I often use fit criteria like AIC and BIC to choose between models. I know that they try to balance good fit with parsimony, but beyond that I’m not sure what exactly they mean. What are they really doing? Which is better? What does it mean if they disagree? — Signed, Adrift on the IC’s
As you know, AIC and BIC are both penalized-likelihood criteria. They are sometimes used for choosing best predictor subsets in regression and often used for comparing nonnested models, which ordinary statistical tests cannot do. The AIC or BIC for a model is usually written in the form [-2logL + kp], where L is the likelihood function, p is the number of parameters in the model, and k is 2 for AIC and log(n) for BIC.
AIC is an estimate of a constant plus the relative distance between the unknown true likelihood function of the data and the fitted likelihood function of the model, so that a lower AIC means a model is considered to be closer to the truth. BIC is an estimate of a function of the posterior probability of a model being true, under a certain Bayesian setup, so that a lower BIC means that a model is considered to be more likely to be the true model. Both criteria are based on various assumptions and asymptotic approximations. Each, despite its heuristic usefulness, has therefore been criticized as having questionable validity for real world data. But despite various subtle theoretical differences, their only difference in practice is the size of the penalty; BIC penalizes model complexity more heavily. The only way they should disagree is when AIC chooses a larger model than BIC.

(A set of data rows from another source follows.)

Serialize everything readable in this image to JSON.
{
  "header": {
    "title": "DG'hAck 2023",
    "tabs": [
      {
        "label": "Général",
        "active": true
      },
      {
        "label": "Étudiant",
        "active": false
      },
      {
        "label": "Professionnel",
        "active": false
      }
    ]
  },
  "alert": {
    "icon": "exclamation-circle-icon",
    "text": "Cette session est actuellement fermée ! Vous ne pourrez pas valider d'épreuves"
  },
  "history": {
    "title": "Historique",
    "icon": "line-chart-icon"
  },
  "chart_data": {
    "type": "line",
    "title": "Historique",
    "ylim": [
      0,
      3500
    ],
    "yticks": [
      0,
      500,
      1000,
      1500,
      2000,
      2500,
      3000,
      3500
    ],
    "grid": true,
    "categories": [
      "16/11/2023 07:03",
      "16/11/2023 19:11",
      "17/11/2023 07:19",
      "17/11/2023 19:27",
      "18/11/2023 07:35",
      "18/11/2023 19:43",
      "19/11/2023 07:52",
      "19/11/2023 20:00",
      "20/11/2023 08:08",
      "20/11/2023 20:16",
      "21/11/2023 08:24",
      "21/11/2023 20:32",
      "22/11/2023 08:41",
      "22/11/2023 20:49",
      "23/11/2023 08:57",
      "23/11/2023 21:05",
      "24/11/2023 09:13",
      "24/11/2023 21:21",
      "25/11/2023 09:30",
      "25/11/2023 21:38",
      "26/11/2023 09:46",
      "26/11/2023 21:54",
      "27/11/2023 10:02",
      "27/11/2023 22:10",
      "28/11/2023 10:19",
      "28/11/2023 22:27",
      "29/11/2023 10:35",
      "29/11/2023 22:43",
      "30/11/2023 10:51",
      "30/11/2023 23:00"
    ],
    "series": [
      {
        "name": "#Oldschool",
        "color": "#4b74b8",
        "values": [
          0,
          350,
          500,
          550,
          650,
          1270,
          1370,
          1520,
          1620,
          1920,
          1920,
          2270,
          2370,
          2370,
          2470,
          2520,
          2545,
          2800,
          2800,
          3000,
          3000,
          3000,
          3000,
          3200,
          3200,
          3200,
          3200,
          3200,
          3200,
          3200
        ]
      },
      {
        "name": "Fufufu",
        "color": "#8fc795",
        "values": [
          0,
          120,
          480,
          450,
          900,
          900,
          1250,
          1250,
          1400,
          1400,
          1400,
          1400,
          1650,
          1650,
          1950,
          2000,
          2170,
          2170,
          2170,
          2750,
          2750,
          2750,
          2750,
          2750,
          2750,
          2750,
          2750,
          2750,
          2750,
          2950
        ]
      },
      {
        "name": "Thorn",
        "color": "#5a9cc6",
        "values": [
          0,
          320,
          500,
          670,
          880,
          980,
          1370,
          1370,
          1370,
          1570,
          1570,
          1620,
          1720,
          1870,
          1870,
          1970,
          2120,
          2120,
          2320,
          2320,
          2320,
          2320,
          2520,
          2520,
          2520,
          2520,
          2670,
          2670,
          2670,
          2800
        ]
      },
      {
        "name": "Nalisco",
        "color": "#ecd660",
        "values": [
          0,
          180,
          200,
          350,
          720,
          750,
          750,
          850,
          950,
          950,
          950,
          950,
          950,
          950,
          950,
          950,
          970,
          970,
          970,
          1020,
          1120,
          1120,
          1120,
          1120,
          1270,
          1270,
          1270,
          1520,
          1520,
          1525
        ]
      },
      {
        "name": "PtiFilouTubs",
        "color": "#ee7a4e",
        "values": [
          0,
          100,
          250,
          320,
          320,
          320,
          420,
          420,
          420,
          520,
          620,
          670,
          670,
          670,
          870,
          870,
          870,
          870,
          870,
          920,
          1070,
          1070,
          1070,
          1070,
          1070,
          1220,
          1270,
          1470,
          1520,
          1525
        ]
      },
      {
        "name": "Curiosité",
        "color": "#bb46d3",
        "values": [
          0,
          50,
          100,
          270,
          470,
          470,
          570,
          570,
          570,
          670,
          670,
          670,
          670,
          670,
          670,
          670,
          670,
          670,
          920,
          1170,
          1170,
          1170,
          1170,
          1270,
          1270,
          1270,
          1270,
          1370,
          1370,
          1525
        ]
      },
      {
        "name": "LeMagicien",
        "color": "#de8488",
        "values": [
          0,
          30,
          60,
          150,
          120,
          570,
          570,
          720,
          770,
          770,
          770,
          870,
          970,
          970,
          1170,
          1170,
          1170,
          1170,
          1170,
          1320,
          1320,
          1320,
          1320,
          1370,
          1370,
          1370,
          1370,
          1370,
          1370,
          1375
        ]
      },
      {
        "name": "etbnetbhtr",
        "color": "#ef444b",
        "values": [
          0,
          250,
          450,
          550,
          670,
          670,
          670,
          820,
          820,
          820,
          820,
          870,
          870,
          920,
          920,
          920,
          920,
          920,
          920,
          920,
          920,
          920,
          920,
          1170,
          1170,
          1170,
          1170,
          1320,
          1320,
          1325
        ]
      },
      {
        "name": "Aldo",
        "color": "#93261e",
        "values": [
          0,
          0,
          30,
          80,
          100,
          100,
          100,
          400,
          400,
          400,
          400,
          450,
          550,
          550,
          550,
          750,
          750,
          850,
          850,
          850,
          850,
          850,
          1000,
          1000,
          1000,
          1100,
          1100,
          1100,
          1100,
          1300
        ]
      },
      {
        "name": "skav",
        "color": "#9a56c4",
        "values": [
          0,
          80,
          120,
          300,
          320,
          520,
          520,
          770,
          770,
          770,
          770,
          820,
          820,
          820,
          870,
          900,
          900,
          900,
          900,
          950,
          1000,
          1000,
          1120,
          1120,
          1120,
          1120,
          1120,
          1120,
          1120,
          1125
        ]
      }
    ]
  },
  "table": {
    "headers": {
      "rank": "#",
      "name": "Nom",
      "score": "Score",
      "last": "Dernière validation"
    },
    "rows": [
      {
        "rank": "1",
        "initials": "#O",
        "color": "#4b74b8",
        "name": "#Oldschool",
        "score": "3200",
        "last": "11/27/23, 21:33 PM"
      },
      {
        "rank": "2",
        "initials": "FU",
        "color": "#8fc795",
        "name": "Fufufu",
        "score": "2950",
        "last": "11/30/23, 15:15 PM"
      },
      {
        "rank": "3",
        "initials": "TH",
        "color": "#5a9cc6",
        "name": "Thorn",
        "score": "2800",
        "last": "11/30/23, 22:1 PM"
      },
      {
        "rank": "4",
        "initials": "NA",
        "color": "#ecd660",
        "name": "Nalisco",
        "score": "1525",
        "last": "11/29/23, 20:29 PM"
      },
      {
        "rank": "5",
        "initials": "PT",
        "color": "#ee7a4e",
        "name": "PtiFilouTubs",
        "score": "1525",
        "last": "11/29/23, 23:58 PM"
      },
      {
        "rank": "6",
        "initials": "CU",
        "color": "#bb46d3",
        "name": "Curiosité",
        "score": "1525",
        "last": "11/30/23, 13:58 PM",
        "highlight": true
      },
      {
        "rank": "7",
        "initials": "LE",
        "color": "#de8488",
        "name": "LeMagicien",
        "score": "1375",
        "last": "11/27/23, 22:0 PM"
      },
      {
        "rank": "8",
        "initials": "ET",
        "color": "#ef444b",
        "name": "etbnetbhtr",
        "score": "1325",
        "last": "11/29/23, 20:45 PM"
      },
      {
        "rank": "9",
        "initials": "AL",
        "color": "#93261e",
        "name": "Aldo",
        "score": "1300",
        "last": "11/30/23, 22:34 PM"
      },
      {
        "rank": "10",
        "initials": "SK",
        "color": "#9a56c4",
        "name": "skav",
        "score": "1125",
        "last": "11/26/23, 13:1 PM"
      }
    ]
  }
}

AIC and BIC are both approximately correct according to a different goal and a different set of asymptotic assumptions. Both sets of assumptions have been criticized as unrealistic. Understanding the difference in their practical behavior is easiest if we consider the simple case of comparing two nested models. In such a case, several authors have pointed out that IC’s become equivalent to likelihood ratio tests with different alpha levels. Checking a chi-squared table, we see that AIC becomes like a significance test at alpha=.16, and BIC becomes like a significance test with alpha depending on sample size, e.g., .13 for n = 10, .032 for n = 100, .0086 for n = 1000, .0024 for n = 10000. Remember that power for any given alpha is increasing in n. Thus, AIC always has a chance of choosing too big a model, regardless of n. BIC has very little chance of choosing too big a model if n is sufficient, but it has a larger chance than AIC, for any given n, of choosing too small a model.
So what’s the bottom line? In general, it might be best to use AIC and BIC together in model selection. For example, in selecting the number of latent classes in a model, if BIC points to a three-class model and AIC points to a five-class model, it makes sense to select from models with 3, 4 and 5 latent classes. AIC is better in situations when a false negative finding would be considered more misleading than a false positive, and BIC is better in situations where a false positive is as misleading as, or more misleading than, a false negative.